Abdominal obstruction will be one of your major challenges. It is a common abdominal emergency, and in some communities the most common one. Some patients with simple obstruction resolve spontaneously, for example those with ascariasis (often) or tuberculous peritonitis (often) or non-specific adhesions (less often). When you operate, you may only need to divide adhesions, or massage a ball of Ascaris from a child's ileum on into his colon. But if you find that his small gut is gangrenous, you will have to excise it and anastomose its ends. You cannot safely do this with the large gut, because an unprotected anastomosis of the large gut is dangerous. So you will have bring its ends to the surface temporarily in some form of ostomy (9.6). Or, you can resect the gangrenous part, join cut ends of his large gut, and protect the anastomosis you have made with a proximal colostomy (9.6).
Unfortunately, a patient with intestinal obstruction often presents late, so that by the time you see him he may be severely dehydrated, hypovolaemic, oliguric, and shocked. You will have little difficulty deciding that he is obstructed, but will he withstand an operation? Deciding why he is obstructed may have to wait until you do a laparotomy. When you look inside his abdomen, it may not be easy to recognize what has happened, to decide what to do, or to do it.
One of the many ways in which the industrial and the developing worlds differ is the way in which the guts of their inhabitants obstruct. In the industrial world intestinal obstruction is caused about equally by adhesions, hernias, and carcinoma of the colon. In the developing world adhesions and carcinoma of the colon are unusual. Their place is taken by ascariasis, volvulus of the sigmoid colon or small intestine, and by intussusception. Although developing countries differ, their similarities are more striking than their differences.

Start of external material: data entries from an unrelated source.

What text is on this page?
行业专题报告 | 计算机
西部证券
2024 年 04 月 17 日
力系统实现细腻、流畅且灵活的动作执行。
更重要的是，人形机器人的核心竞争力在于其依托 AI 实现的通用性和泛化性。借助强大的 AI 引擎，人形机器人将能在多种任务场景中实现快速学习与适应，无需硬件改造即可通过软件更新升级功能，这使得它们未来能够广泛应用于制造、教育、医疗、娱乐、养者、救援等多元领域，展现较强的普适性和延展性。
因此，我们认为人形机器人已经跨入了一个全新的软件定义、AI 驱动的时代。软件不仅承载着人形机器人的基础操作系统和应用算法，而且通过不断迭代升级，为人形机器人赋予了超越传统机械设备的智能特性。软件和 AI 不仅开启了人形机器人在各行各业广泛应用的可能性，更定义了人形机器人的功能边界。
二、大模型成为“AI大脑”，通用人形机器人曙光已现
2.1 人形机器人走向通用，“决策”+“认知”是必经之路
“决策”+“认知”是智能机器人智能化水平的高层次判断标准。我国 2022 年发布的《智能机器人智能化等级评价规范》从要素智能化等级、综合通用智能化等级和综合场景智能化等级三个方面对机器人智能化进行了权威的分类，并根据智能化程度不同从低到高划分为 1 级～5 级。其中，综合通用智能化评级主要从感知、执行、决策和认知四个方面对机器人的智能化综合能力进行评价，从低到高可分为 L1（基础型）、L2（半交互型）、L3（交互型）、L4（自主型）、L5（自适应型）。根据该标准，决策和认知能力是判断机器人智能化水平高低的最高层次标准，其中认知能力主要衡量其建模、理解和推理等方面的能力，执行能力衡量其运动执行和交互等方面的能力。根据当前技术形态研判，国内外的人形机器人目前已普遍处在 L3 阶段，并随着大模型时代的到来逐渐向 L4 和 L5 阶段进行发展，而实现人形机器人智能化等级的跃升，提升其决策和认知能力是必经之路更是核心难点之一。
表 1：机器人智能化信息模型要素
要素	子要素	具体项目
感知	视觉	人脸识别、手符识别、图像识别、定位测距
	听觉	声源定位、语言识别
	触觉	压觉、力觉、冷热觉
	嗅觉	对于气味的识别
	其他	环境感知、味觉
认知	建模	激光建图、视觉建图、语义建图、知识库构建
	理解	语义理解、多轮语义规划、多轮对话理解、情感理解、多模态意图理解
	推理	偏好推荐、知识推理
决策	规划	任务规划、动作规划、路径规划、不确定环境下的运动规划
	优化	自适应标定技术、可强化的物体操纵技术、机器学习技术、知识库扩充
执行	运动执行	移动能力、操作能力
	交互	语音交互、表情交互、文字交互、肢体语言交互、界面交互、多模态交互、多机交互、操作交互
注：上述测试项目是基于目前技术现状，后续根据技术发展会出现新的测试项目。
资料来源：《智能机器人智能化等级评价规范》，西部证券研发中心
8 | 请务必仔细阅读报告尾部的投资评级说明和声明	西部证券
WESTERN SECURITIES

THE CAUSES OF INTESTINAL OBSTRUCTION vary geographically. Find out the common causes in your area.
Common causes. Incarcerated or irreducible external hernias (inguinal and femoral). Volvulus of the sigmoid colon. Ascariasis. Intussusception. Obstruction due to ileus due to sepsis; for example, when a patient presents late with sepsis resulting from a perforated typhoid ulcer, a tubo-ovarian abscess, appendicitis, or a perforated duodenal ulcer. Adhesions or bands following previous surgery, or abdominal sepsis. Adhesions or fibrosis due to abdominal tuberculosis.
Uncommon causes. Volvulus of the small gut. Carcinoma of the colon. Carcinomatosis of the peritoneum. Amoebic granuloma or stenosis.
Rare causes. Primary tumours of the small gut. Congenital bands. Crohn's disease. Mesenteric vascular occlusion. Gall- stone ileus. Diverticulitis. Lymphogranuloma.
WHAT IS THE PATTERN OF INTESTINAL OBSTRUCTION IN YOUR AREA? Fig. 10-5 INTESTINAL OBSTRUCTION. A, B, and C, small gut obstruction. In A, the obstruction is high, there is frequent vomiting, no distension, and intermittent pain, which is not of the classical type. In B, the obstruction is in the middle of the small gut. There is moderate vomiting, moderate distension, and intermittent pain of the classical, colicky, crescendo type with free intervals. In C, obstruction is low in the small gut. Vomiting is late and faeculent, and distension is marked. Pain may or may not be classical.
In D, and E, the large gut is obstructed. In D, the ileocaecal valve is competent, and prevents distension spreading to the small gut, so that there is a closed loop. In E, the valve is incompetent, so that there is reflux into the small gut which distends. After Dunphy and Way, ''Current Surgical Diagnosis and Treatment' Figs, 33-5 and 34-5. With the kind permission of Jack Lange.